そういえば、あいつらはちゃんと見つけられたのかな?
「穂乃果!」
「あ、絵里ちゃん!と、優くん……」
「ふふ、穂乃果。おかえりなさい」
「穂乃果……よく頑張ったな。おかえり」
「うんっ!二人とも、ただいま!」
「あ、お兄ちゃん!!」
「よ、凛………それと、おかえり。皆」
俺たちが下に降りると、恐らく待っていたのだろう。いなくなっていた真姫と希とにこ、探しに来ていた海未と凛が一階にいた。

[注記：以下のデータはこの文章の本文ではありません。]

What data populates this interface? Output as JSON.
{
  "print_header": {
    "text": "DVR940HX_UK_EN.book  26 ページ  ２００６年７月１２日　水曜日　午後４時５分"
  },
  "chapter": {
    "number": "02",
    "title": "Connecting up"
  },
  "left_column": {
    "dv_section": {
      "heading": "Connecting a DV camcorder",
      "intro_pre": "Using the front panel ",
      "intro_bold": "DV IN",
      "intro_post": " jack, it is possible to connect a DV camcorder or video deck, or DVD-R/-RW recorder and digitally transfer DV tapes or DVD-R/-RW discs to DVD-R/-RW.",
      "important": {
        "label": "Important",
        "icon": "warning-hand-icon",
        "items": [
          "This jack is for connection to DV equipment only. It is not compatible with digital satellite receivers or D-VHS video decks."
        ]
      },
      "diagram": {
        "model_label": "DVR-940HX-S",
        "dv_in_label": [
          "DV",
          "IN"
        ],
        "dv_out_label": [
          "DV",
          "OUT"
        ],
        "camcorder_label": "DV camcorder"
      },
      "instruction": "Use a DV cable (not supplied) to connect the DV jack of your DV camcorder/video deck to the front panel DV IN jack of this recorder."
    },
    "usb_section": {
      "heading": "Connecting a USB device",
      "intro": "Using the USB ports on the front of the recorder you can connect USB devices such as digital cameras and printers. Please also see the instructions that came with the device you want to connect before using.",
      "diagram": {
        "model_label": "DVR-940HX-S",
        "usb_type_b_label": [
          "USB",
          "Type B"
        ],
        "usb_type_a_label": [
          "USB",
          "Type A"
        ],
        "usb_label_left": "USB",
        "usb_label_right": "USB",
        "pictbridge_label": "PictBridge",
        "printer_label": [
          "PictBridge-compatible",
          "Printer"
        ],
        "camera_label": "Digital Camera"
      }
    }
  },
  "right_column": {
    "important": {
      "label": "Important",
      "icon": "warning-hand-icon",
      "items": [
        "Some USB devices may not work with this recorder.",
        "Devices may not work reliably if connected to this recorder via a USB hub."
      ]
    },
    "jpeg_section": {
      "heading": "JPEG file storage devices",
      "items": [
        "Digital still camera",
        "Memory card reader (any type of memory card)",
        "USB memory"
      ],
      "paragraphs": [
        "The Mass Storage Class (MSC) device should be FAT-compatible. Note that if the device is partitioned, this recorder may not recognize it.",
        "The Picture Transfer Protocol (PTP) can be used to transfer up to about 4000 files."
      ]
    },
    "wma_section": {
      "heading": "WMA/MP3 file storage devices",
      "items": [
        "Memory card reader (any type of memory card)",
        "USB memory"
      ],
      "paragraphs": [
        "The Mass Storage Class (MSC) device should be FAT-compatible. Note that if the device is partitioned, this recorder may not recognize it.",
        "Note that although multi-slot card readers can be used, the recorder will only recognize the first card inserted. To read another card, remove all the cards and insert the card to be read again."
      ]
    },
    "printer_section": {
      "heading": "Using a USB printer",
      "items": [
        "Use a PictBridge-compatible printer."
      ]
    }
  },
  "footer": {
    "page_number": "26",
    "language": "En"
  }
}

「ただいま優くん。その様子だと、穂乃果ちゃんもただいまやね」
「うん。ごめんね、希ちゃん。あんなことして」
「ううん。ええんよ。それに、穂乃果ちゃんちゃんと応急処置してくれたやろ?それは穂乃果ちゃんの意思やと思うんや。ありがとね」
「穂乃果……もう戻ったのね」
「真姫ちゃん……ごめんね」
「もういいわよ。それより、あなたが戻ってくれて本当によかったわ。おかえりなさい」
「うん!ただいま」
「全く……穂乃果は世話かけるわね」
「にこちゃん……ごめ「ストップ」…え?」
「ごめんねは聞きたくないわ。そんなこと言うくらいなら次のライブでいい結果出して、ラブライブに私たちを出しなさいよ。約束よ」
「……うんっ!絶対出よう!」
「……ふふ。おかえり、穂乃果」
「ただいま!」
「穂乃果……」
「海未ちゃん。心配かけてごめんね」
「本当ですよ。全くあなたはいつもいつも振り回してくれますね。でも、そんなあなただからこそ、私たちは付いていくんです。これからも、しっかり導いてください。そして……」
『おかえり!穂乃果(ちゃん)!』
「うんっ!皆、ただいま!!」
「あれ?そういえばかよちんは?」
「あぁ、いるぞ。俺の肩に」
「え?…うわぁ!?担いでたの!?」
「今更かよ。まあ、色々あって気絶しちゃってな。応急処置はしてある」
「そ、そうなんだ……よかったぁ」
「ご、ご飯……」
さて、遂に終わりましたこの章。いかがでした?こういうものを書いてみたくて始めましたがまあまあの出来だったんじゃないかと思います。そしてこれを書き続けていると不意に日常編がすごい書きたくなるっていう衝動に駆られます。ですので次からは暫く日常を楽しんでください。それからはさっさとアニメを進めていこうと思います。